What to keep in mind when reading the table
API budget exhausted across multiple providers
mid-effort, leaving Gemini-direct as the only
transport for the bulk of the canonical runs. Four
of the five canonical Gemini runs ended up
same-family (Gemini-Flash-Lite judging itself or
Gemini-Flash). Same-family judging admits
self-preference bias, so those numbers may be inflated.
baseline-qwen-cross-family is the
cross-family integrity reference for the canonical
bank: same scenarios, same scoring rules, but a
non-Gemini candidate paired with the Gemini judge.
The 6.4-point gap between same-family
baseline (60.6%) and cross-family
baseline-qwen-cross-family (54.2%) is the
visible self-preference signal, though candidate
quality differs between the two runs and explains
some of the gap as well, and the gap sits below the
~13-point minimum detectable effect at this sample
size.
What is out of scope
Inputs
- Real video frames. The camera input is text descriptions of the scene, not actual frames. A model that does well here might not do well on real video.

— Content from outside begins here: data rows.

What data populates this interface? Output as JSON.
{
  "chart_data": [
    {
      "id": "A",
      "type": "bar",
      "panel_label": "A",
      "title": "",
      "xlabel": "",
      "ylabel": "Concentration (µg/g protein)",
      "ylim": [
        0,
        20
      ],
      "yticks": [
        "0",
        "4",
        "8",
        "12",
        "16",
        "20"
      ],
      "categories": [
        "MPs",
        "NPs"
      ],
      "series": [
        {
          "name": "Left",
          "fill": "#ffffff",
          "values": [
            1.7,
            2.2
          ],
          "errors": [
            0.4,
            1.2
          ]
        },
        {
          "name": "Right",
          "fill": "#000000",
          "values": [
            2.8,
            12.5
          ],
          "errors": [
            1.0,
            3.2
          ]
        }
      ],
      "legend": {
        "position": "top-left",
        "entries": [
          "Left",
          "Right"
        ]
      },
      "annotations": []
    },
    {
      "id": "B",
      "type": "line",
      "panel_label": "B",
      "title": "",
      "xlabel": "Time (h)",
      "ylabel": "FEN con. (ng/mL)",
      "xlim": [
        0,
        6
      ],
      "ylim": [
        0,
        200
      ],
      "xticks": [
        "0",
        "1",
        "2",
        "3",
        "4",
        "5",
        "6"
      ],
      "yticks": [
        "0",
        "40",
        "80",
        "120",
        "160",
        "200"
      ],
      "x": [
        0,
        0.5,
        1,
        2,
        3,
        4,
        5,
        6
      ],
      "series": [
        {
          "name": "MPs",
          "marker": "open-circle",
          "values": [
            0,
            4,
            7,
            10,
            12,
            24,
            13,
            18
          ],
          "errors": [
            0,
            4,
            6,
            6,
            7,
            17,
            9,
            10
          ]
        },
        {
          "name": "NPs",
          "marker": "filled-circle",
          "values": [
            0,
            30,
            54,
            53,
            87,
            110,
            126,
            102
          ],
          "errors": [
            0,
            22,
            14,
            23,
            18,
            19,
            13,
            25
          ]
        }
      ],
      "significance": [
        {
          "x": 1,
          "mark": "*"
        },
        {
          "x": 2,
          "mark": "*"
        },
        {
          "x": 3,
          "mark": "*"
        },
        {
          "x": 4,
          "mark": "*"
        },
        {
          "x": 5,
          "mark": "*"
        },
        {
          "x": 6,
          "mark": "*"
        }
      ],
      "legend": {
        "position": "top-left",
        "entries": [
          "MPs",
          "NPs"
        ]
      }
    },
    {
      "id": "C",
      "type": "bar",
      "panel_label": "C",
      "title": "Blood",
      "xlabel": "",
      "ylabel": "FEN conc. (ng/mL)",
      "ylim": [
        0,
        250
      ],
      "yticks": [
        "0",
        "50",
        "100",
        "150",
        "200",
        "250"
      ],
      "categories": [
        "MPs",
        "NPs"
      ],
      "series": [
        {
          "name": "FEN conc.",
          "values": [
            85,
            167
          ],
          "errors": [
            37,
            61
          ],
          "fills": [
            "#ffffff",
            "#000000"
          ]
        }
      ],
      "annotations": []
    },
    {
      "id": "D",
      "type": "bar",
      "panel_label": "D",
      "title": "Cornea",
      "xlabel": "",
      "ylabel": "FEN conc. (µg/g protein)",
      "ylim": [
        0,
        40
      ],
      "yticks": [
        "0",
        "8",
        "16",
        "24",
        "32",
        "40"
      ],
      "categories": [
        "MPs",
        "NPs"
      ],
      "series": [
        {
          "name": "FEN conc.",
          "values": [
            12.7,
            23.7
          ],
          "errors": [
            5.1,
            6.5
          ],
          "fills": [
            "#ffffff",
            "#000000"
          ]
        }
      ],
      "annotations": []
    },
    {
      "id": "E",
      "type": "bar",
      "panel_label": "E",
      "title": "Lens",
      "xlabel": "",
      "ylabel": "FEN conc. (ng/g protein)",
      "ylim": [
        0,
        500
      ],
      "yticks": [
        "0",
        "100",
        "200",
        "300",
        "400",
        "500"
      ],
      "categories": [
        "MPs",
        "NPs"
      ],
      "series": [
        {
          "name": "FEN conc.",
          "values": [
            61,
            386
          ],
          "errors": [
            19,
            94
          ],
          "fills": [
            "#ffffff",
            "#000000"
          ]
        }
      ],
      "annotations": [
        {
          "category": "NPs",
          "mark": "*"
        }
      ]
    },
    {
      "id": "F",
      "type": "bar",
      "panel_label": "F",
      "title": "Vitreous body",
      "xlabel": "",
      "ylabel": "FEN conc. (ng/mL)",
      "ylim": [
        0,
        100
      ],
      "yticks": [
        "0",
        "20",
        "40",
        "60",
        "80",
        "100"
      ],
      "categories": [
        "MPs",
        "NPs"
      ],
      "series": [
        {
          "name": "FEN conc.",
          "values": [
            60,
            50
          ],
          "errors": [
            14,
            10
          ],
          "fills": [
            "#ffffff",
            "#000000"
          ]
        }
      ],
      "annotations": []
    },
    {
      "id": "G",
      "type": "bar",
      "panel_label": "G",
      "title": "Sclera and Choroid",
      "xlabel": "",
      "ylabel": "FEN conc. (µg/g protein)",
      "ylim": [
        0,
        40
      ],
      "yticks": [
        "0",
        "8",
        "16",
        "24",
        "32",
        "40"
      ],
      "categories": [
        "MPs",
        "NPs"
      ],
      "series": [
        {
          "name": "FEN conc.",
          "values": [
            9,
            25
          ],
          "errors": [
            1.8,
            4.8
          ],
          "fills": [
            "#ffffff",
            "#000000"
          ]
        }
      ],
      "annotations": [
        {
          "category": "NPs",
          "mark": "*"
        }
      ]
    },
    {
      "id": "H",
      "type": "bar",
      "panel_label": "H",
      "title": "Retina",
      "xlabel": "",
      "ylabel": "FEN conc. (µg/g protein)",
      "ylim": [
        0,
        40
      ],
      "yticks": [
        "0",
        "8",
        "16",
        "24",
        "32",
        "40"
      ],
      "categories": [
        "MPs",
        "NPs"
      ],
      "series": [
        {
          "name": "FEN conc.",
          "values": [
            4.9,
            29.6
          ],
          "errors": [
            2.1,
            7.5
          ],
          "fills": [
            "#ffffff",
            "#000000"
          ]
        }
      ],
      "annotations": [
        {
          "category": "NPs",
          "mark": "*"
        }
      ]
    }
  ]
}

- Raw audio. Scoring is on text. The user's spoken turns are represented as text transcripts. Acoustic grounding, speaker attribution, ambient audio cues are not exercised.
- Live audio and voice mode. A real wearable also needs to listen, talk back, and handle interruptions in real time. None of that is exercised here.
Answer characteristics
- Advice quality. The judge doesn't check whether the answer is correct, safe, or appropriate to the domain. A confidently wrong answer can pass.
- Domain depth. Whether the advice is expert-level for cooking, woodworking, or any other activity in the scenario.
- Proactive coaching. Whether the assistant volunteers help unprompted.
Conversation shape
- Multi-turn flow past Turn 2. Whether the conversation works naturally from Turn 3 onward.
- Long-horizon memory. Recall across days or weeks.
Engineering and statistics
- Latency and cost. Wall-clock response time and price per call. Not measured.
- Generalization beyond 5 trials per cell. v1 reports 95% CIs. Higher trial counts and seed sweeps are v2 work.
- Human inter-annotator agreement. v1 reports cross-LLM agreement only. A second human rater on a 25% sample is the highest-priority v2 follow-up.
Full discussion in benchmark_notes.md.